Before those final five plays, Thompson played seven snaps against the Wolverines. In addition to the Clemson game, he played the second halves against Florida on Oct. 20 and UAB on Sept. 15. He played the entire East Carolina game on Sept. 8 because Shaw injured his right (throwing) shoulder in the previous game at Vanderbilt.

Shaw’s absence for the spring complicates matters for Spurrier because both Shaw and Thompson played well against Michigan and for most of the season.

Shaw threw for 224 yards and two touchdowns against Michigan. He ran for 96 yards. For the season, he completed 67.5 percent of his passes (No. 12 nationally) for 1,956 yards, 17 touchdowns and seven interceptions.

Thompson threw for 117 yards and two touchdowns in the bowl. His season numbers: 52 percent, 1,027 yards, 10 touchdowns and two interceptions. Not shabby, considering Thompson had one other footballs scholarship offer, from Division II Newberry, and he threw just two passes while appearing in four games as a redshirt freshman in 2011.

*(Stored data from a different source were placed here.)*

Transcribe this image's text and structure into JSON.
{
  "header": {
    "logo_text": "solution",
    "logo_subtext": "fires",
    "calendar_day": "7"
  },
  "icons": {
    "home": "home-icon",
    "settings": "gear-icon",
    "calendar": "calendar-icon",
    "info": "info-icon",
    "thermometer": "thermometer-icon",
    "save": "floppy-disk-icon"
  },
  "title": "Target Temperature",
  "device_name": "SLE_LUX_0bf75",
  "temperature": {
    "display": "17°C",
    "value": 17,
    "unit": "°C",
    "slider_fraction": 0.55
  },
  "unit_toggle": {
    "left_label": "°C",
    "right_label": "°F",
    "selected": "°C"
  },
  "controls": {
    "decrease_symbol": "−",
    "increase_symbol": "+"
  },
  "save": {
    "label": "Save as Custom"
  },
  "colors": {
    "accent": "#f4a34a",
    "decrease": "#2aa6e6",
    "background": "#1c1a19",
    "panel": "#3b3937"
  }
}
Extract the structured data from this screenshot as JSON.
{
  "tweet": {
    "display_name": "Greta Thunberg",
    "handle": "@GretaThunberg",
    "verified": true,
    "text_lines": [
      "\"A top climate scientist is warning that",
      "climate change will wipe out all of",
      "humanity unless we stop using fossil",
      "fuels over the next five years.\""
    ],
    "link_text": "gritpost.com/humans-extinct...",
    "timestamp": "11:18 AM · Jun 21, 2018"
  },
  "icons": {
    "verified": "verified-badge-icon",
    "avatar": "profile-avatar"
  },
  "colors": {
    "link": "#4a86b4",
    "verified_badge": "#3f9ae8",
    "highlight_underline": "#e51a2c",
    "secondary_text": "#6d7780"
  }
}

For all the uncertainty about USC’s quarterback plan in 2013, one thing seems clear: Spurrier has two proven winners at the position, for a team coming off back-to-back 11-2 seasons — the best in school history. Spurrier won with two quarterbacks at Florida, as he enjoyed a golden age of football at his alma mater. Might he do it again now, as he finds himself in a similar era of unprecedented success at USC?